Мелисса сделала глоток вина, чтобы подчеркнуть значительность момента, и продолжила:
— Так вот. Причина, по которой истинный автор сонетов любил У. Г., состояла в том, что второй граф Пембрук был его сыном.
Джейк едва не разлил свое вино. Поулсен лишился дара речи.
— Его звали Уильям Герберт. Вот о чем говорят сонеты. Вот к чему вел нас Сунир в ту ночь, когда мы были на «Лондонском глазе».
Джейк положил вилку на стол, он почти забыл о фазане.
— Я давно интересовалась Мэри Сидни. Она была младшей сестрой сэра Филипа Сидни и известным поэтом — кстати сказать, гораздо лучшим, чем Оксфорд. Многие в Беркли считают, что именно она была истинным автором пьес.
— А как думаете вы? — спросил Поулсен.
— Я рассматривала такой вариант. Убеждена, что Марло оказал на нее большое влияние. Ее брат Филип был первым придворным поэтом, имевшим серьезный литературный статус. А Мэри стала одной из самых знаменитых женщин того времени: образованная, эрудированная, грамотная. Мой тип, — добавила она с улыбкой.
— Так выпьем же за это! — предложил Джейк, поднимая свой бокал.
Поулсен охотно последовал его примеру. Между тем Мелисса продолжала:
— Мэри Сидни была лишь на три года старше Кита Марло. Семья Сидни жила в Кенте, рядом с Кентербери, где вырос Марло. Еще до того, как Марло отправился в Королевскую школу, Филип Сидни много путешествовал по Франции и находился там во время Варфоломеевской ночи. Тогда послом во Франции был дед Мэри, Фрэнсис Уолсингем. Вы помните, что Марло знал множество подробностей об этом событии, которые он включил в свою пьесу «Резня в Париже», — не следует забывать, что официальная история к тому времени еще не была написана.
— Напомни еще раз, — попросил Джейк, голова которого начала идти кругом. — Что в то время происходило в Париже?
На этот вопрос ответил Поулсен:
— Начался геноцид, который может соперничать с преступлениями нацистов. За один день семьдесят тысяч французских протестантов-гугенотов были убиты по наущению католиков Медичи. Со временем почти половина населения Франции была уничтожена, а немногие уцелевшие сбежали сюда, в Кентербери, и в Америку.

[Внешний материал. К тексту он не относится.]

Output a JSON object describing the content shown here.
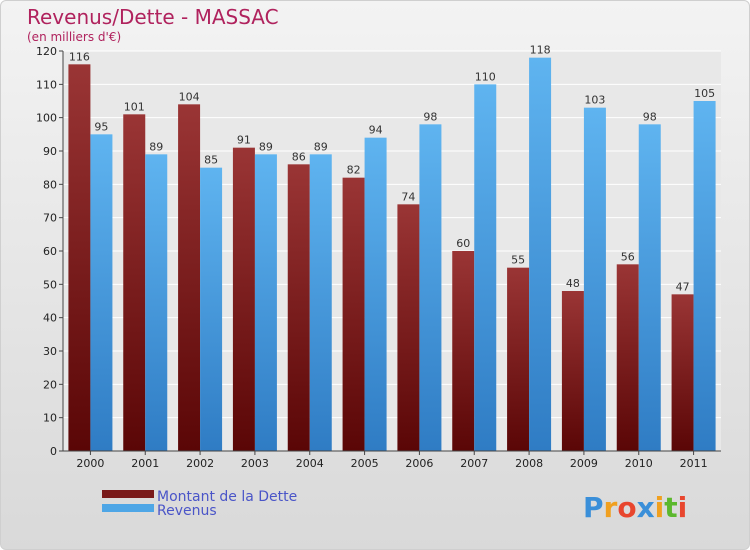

— Все это прекрасно увязывается с ранней вербовкой Кита — он стал шпионом еще во время учебы в Кембридже, — возбужденно продолжала свой рассказ Мелисса. — Он пытался предотвратить нечто подобное в Англии, в случае реставрации Марии Шотландской.[110]
— Это правда, он был в курсе событий, — сказал Поулсен и вновь посмотрел на дверь, что не ускользнуло от внимания Джейка.
— Таким образом, — все также возбужденно продолжала Мелисса, — дед Мэри Сидни, Фрэнсис Уолсингем, стал шефом Марло в Тайной службе. Мэри интересовалась театром и поэзией и была близка с кузеном отца Томасом, который был патроном Марло. Видите, как все сходится?
— Но при чем тут Пембрук? — спросил Джейк.
— Потерпи немного. Мэри славилась своей поразительной красотой. А потому нет ничего удивительного в том, что Генри Герберт, второй граф Пембрук, захотел сделать ее своей третьей женой. Поэтому, — она заглянула в свои записи, — двадцать первого апреля тысяча пятьсот семьдесят седьмого года, в возрасте пятнадцати лет, Мэри Сидни стала графиней Пембрук. — И она посмотрела на мужчин как закоренелая феминистка. — Графу было сорок три года.
— Что правда, то правда, — с кислой миной признал Поулсен. — Старые графы женились на юных девушках.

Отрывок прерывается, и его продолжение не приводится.